Proline and hydroxyproline.
These amino acids are specifically involved in wound healing and skin repair.
Minerals.
Long-simmered bones release calcium, magnesium, phosphorus, and potassium into the broth. The exact amounts vary but contribute to the overall mineral density of the diet.
Glutamine.
An amino acid that supports gut lining integrity — particularly relevant postpartum, when digestive disruption, stress hormones, and changes in the microbiome can compromise gut health.
Postpartum Benefits Worth Knowing
Tissue healing.
The collagen and proline in bone broth directly support the repair of tissues stretched, strained, or cut during pregnancy and birth.
Gut support.
The gelatin in bone broth coats and soothes the gut lining, supporting digestion and nutrient absorption at a time when both can be compromised.
Gentle protein.
For mothers in the early days postpartum when appetite is low and digestion is sluggish, bone broth offers easily digestible protein without the heaviness of a full meal.
Hydration.
Breastfeeding significantly increases fluid needs.
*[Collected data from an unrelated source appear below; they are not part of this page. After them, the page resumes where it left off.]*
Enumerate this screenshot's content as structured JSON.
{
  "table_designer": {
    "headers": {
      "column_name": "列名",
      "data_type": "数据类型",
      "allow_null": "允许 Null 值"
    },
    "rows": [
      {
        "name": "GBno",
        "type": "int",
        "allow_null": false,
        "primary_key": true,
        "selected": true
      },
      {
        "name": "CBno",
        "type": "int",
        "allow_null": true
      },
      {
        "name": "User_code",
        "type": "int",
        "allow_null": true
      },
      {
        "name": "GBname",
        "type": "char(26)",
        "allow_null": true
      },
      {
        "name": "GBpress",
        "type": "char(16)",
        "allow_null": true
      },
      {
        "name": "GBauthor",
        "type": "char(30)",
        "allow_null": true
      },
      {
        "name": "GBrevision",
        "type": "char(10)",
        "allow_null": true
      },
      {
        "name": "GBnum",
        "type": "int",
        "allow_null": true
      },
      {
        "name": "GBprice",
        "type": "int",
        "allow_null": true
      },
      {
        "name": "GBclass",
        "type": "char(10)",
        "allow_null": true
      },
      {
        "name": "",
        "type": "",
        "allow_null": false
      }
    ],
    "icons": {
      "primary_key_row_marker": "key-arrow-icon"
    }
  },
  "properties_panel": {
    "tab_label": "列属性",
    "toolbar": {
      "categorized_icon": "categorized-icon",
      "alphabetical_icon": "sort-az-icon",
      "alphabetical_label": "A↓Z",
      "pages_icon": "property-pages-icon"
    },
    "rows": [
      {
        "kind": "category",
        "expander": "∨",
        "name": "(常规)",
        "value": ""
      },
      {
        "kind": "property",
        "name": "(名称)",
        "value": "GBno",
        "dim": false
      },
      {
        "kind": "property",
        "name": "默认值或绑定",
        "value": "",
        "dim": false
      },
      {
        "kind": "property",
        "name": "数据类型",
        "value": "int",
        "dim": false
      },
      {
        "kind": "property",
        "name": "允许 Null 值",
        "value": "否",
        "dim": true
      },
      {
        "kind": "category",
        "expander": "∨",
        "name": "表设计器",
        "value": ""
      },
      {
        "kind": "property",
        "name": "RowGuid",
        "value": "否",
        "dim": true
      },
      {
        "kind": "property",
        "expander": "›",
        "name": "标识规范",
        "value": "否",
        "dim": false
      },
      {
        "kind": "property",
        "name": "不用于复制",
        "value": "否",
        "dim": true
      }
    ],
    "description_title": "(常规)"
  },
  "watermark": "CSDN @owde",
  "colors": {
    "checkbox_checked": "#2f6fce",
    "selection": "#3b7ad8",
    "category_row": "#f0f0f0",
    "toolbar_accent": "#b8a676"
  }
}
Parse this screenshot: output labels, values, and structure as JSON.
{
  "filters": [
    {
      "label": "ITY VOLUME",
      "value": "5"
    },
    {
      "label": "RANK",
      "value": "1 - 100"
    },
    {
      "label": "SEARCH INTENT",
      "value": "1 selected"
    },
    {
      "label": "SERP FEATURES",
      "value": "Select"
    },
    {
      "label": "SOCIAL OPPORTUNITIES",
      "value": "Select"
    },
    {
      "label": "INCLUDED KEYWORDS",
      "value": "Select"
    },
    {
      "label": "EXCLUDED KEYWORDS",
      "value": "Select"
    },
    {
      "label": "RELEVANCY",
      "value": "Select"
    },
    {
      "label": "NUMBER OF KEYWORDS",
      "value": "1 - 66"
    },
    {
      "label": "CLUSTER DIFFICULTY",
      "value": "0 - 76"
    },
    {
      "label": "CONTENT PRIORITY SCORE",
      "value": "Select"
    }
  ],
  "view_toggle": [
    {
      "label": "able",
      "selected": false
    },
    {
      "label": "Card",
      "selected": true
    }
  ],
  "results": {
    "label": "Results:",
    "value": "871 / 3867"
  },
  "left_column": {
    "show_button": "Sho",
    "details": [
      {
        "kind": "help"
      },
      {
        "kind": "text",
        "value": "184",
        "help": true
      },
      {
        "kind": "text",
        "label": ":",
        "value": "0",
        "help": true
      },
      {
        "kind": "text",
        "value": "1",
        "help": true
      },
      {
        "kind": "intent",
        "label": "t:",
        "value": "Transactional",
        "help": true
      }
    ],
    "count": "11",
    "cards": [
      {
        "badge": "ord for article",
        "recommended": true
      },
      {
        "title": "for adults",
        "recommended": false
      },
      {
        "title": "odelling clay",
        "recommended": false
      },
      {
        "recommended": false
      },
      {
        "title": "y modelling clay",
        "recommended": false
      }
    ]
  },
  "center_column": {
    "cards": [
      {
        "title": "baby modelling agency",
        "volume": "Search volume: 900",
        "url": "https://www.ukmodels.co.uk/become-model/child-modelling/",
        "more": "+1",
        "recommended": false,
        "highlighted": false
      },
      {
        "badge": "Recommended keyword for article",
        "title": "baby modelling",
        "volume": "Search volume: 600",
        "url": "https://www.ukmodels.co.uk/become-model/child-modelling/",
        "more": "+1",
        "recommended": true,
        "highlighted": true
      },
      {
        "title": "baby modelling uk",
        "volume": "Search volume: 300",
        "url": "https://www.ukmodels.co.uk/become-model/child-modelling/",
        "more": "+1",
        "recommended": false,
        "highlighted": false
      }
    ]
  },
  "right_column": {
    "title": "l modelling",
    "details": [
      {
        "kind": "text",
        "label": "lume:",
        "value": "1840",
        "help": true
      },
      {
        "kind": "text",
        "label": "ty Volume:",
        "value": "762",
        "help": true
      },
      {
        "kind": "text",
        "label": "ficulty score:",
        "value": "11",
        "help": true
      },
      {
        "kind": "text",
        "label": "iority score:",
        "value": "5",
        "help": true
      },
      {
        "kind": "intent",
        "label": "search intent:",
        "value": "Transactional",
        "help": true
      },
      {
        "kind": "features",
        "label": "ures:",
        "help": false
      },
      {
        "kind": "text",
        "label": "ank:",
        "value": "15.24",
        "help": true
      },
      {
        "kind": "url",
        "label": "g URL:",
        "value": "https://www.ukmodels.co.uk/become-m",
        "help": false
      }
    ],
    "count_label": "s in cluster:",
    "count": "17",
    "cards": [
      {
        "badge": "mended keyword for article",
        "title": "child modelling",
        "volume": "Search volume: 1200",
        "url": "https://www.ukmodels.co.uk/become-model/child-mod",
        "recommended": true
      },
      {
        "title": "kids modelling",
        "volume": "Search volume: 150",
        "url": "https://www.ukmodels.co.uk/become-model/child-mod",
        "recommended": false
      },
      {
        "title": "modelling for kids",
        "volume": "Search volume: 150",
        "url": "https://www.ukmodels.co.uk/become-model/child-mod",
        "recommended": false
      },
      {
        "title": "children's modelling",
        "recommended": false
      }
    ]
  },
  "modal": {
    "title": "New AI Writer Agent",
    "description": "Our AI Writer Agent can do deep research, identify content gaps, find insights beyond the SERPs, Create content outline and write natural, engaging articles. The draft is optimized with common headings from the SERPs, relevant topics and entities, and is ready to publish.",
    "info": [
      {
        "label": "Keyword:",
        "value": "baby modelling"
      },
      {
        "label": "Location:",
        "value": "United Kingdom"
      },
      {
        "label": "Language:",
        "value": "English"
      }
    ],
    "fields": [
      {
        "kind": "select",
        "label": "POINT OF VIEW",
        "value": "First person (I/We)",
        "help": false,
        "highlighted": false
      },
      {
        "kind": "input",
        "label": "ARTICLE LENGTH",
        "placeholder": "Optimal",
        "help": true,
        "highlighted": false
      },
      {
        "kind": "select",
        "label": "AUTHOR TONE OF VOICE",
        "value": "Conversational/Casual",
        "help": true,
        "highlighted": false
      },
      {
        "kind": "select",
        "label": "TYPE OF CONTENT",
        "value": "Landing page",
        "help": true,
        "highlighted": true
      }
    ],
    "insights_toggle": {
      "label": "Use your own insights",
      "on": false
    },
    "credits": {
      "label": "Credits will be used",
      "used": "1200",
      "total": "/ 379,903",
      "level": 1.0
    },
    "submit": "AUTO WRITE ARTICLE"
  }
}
Warm broth counts toward hydration while also delivering nourishment — a two-for-one that matters when you're exhausted and forgetting to drink enough water.
Nervous system support.
The glycine content has a genuinely calming effect, making a warm mug of broth before bed a lovely ritual for winding down in the evening.
How to Use Bone Broth Postpartum
Drink it like a warm beverage.
Heat and season with a little salt, perhaps a slice of ginger or a pinch of turmeric. Sip from a mug throughout the day. This is the simplest and most traditional approach.
Use it as the base for soups and stews.
Any time a recipe calls for water or stock, use bone broth instead. Lentil soup, chicken soup, vegetable stew — all become more nourishing with a quality broth as their foundation.
Cook grains in it.
Rice, oats, and quinoa cooked in bone broth absorb the flavor and gain nutritional depth.
Add it to smoothies.
A small amount of cooled, collagen-rich broth (or a collagen peptide powder derived from it) can be blended invisibly into a smoothie for an effortless protein and collagen boost.
Making vs. Buying
Homemade bone broth made from quality bones (ideally grass-fed beef, pasture-raised chicken, or wild fish) is the gold standard. A slow cooker or Instant Pot makes it easy — add bones, water, a splash of apple cider vinegar (which helps draw minerals from the bones), aromatics like onion and garlic, and simmer for 12–24 hours. Freeze in portions before baby arrives so it's ready when you need it most.
Store-bought broth has improved enormously. Look for products that gel when chilled (a sign of real gelatin content), are made from quality sourced bones, and are low in sodium. Liquid broths in cartons or jars are more likely to be nutritionally meaningful than shelf-stable powder packets. Some of our favorites are Simmering Bone, Brodo, Kettle & Fire and Azuluna.
This is also an easy item to add to your meal train for someone to make homemade or buy. You can read more about optimizing your meal train here.
Bone broth is not a trend. It's an ancient, cross-cultural food that has supported recovering mothers for thousands of years. In the overwhelm of new motherhood, it is one of the simplest, most accessible, and most deeply nourishing things you can offer your body.